Is this the director speaking through the character? This film that seems to think it's blowing our minds by pointing out the essentially corporate nature of American life, made by a non-American (Dominik is from New Zealand) whose last film was all but dumped by its corporate-owned studio and thereby barely seen by Americans, is scheduled for release by the triumphant Harvey Weinstein, who is of course famous for forcing filmmakers' hands when it comes to commercialization. I don't know that Killing Me Softly's distributor is responsible for this movie's thudding didacticism any more than I can verify that TWC forced John Hillcoat to add unnecessary narration to Lawless, a just-fine Americana-infused crime flick turned mediocre by its assumption that its audience needs to be force-fed basic historical context. It's definitely possible that the directors made these terrible decisions on their own, and certainly, given Dominik's previous experience, maybe he's justified in underestimating his audience. But whoever's responsible, both films suffer from what Killing Them Softly so deftly sums up as “total corporate mentality.”

No

No

The disappointment of Killing Them Softly stands in contrast to the success of another film that appropriates real political media within its drama, the sleeper hit of Cannes 2012, Pablo Larrain's No. The capstone of Chilean filmmaker Larrain's trilogy of films about the Augusto Pinochet regime, No stars Gael Garcia Bernal as Rene Saavedra, a composite character based on two real-life advertising executives who were contracted by a coalition of anti-Pinochet activists to create TV commercials advocating a “no” vote in the 1988 referendum on Pinochet's dictatorial presidency.

Rather than focus solely on the legitimate reasons to oust Pinochet from power — the unlawful kidnappings, assassinations, torture and profiteering that marked his presidency, not to mention his total control of media that made the offer of equal television time to the opposition in the run-up to the vote historic in itself — Saavedra fought to appeal to the Chilean populace's latent optimism, employing the same tools used to sell soft drinks to instigate political change. “Let's list everything that's happy,” Saavedra coaches his crew. He commissions a catchy jingle — “No, me gusta No!” — and fills the ads with improbably simplistic catchprashes (“Without dictatorship, happiness will come!”) It's kitsch as resistance. The establishment isn't worried; it mocks NO's rainbow logo, writing the opposition off as “communist faggots.” But it's working, and as the campaign wears on, emboldened by evident public response, NO's propaganda gets looser and weirder, the cheesy songs and earnest faux-newscasts balanced out with Monty Python-esque gags.

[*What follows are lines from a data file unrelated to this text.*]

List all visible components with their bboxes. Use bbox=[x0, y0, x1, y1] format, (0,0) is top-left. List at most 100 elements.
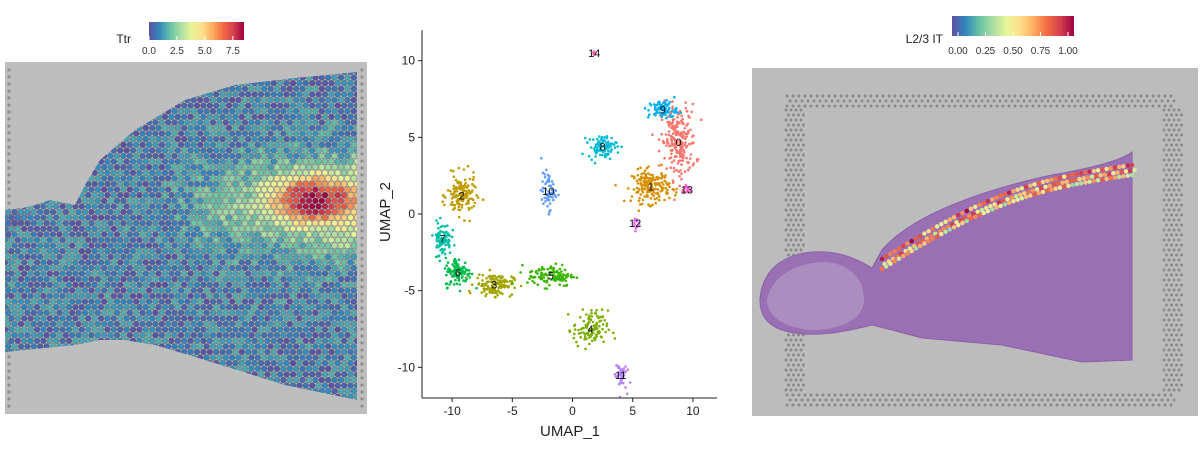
umap-point-cluster-3 bbox=[481, 283, 484, 286]
umap-point-cluster-0 bbox=[688, 143, 691, 146]
expression-spot bbox=[133, 142, 139, 148]
expression-spot bbox=[242, 355, 248, 361]
expression-spot bbox=[25, 254, 31, 260]
background-spot bbox=[834, 105, 837, 108]
expression-spot bbox=[338, 97, 344, 103]
expression-spot bbox=[201, 159, 207, 165]
expression-spot bbox=[293, 310, 299, 316]
umap-point-cluster-10 bbox=[548, 179, 551, 182]
expression-spot bbox=[293, 108, 299, 114]
umap-point-cluster-3 bbox=[493, 291, 496, 294]
expression-spot bbox=[159, 299, 165, 305]
expression-spot bbox=[156, 204, 162, 210]
expression-spot bbox=[44, 288, 50, 294]
expression-spot bbox=[194, 237, 200, 243]
expression-spot bbox=[245, 338, 251, 344]
expression-spot bbox=[239, 237, 245, 243]
expression-spot bbox=[303, 372, 309, 378]
umap-point-cluster-11 bbox=[624, 386, 627, 389]
umap-point-cluster-3 bbox=[498, 275, 501, 278]
expression-spot bbox=[60, 316, 66, 322]
expression-spot bbox=[140, 265, 146, 271]
expression-spot bbox=[101, 310, 107, 316]
expression-spot bbox=[309, 215, 315, 221]
expression-spot bbox=[226, 181, 232, 187]
expression-spot bbox=[201, 271, 207, 277]
expression-spot bbox=[117, 159, 123, 165]
umap-point-cluster-5 bbox=[557, 274, 560, 277]
expression-spot bbox=[21, 260, 27, 266]
expression-spot bbox=[114, 299, 120, 305]
expression-spot bbox=[313, 97, 319, 103]
background-spot bbox=[360, 173, 363, 176]
expression-spot bbox=[201, 237, 207, 243]
expression-spot bbox=[348, 114, 354, 120]
expression-spot bbox=[306, 142, 312, 148]
expression-spot bbox=[98, 260, 104, 266]
expression-spot bbox=[281, 377, 287, 383]
expression-spot bbox=[261, 332, 267, 338]
expression-spot bbox=[261, 288, 267, 294]
expression-spot bbox=[41, 327, 47, 333]
expression-spot bbox=[297, 159, 303, 165]
umap-point-cluster-0 bbox=[658, 138, 661, 141]
expression-spot bbox=[290, 204, 296, 210]
expression-spot bbox=[325, 187, 331, 193]
expression-spot bbox=[50, 254, 56, 260]
expression-spot bbox=[297, 248, 303, 254]
expression-spot bbox=[290, 148, 296, 154]
expression-spot bbox=[50, 288, 56, 294]
expression-spot bbox=[300, 232, 306, 238]
umap-point-cluster-4 bbox=[595, 309, 598, 312]
umap-point-cluster-2 bbox=[473, 205, 476, 208]
umap-point-cluster-7 bbox=[435, 219, 438, 222]
umap-point-cluster-2 bbox=[447, 189, 450, 192]
expression-spot bbox=[204, 220, 210, 226]
expression-spot bbox=[159, 310, 165, 316]
expression-spot bbox=[34, 304, 40, 310]
expression-spot bbox=[185, 153, 191, 159]
expression-spot bbox=[341, 260, 347, 266]
background-spot bbox=[837, 399, 840, 402]
expression-spot bbox=[114, 332, 120, 338]
expression-spot bbox=[274, 97, 280, 103]
expression-spot bbox=[303, 260, 309, 266]
expression-spot bbox=[89, 198, 95, 204]
expression-spot bbox=[287, 198, 293, 204]
expression-spot bbox=[165, 176, 171, 182]
expression-spot bbox=[105, 192, 111, 198]
expression-spot bbox=[44, 321, 50, 327]
expression-spot bbox=[300, 265, 306, 271]
expression-spot bbox=[178, 276, 184, 282]
expression-spot bbox=[159, 131, 165, 137]
umap-point-cluster-0 bbox=[665, 133, 668, 136]
expression-spot bbox=[268, 366, 274, 372]
expression-spot bbox=[204, 232, 210, 238]
umap-point-cluster-5 bbox=[538, 276, 541, 279]
umap-point-cluster-1 bbox=[664, 176, 667, 179]
expression-spot bbox=[261, 176, 267, 182]
expression-spot bbox=[194, 148, 200, 154]
expression-spot bbox=[290, 248, 296, 254]
expression-spot bbox=[335, 114, 341, 120]
umap-point-cluster-1 bbox=[675, 191, 678, 194]
expression-spot bbox=[69, 254, 75, 260]
expression-spot bbox=[284, 248, 290, 254]
umap-point-cluster-1 bbox=[657, 188, 660, 191]
expression-spot bbox=[277, 237, 283, 243]
expression-spot bbox=[143, 260, 149, 266]
expression-spot bbox=[165, 321, 171, 327]
umap-point-cluster-0 bbox=[663, 157, 666, 160]
expression-spot bbox=[79, 316, 85, 322]
umap-point-cluster-4 bbox=[595, 327, 598, 330]
umap-point-cluster-1 bbox=[638, 209, 641, 212]
umap-point-cluster-4 bbox=[595, 334, 598, 337]
expression-spot bbox=[338, 377, 344, 383]
expression-spot bbox=[236, 355, 242, 361]
expression-spot bbox=[5, 209, 11, 215]
expression-spot bbox=[223, 310, 229, 316]
expression-spot bbox=[236, 108, 242, 114]
expression-spot bbox=[345, 355, 351, 361]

Working with Pedro Peraino and Sergio Armstrong, the co-screenwriter and cinematographer of Sebastian Silva's Sundance winner The Maid, Larrain produces a kind of highly contrived naturalism. The film is shot on U-matic video cameras vintage to the period, so that actual excerpts from the real NO campaign can be woven into the fictionalization of its creation. The video image is fittingly unstable, its blurs and muddy washes of color mirroring NO's attempt to fight Pinochet's totally opaque regime with less-than-transparent euphemism — spectacle versus spectacle. The film is full of jokes for the eagle-eyed — a shot of a mime drinking a soda, which the soda company objected to when Saavedra tried to sneak it into that commercial, is reappropriated for the NO campaign — but just as the ad men counted on their audience to passively receive the campaign, Larrain has created a seamless spectacle that washes over the viewer, making it extremely difficult to separate the real from the staged, or to actively analyze, shot for shot, what we're seeing. And so No is both a crowd-pleasing, satisfying narrative entertainment and a highly sophisticated conceptual object — perhaps the ultimate Situationist movie.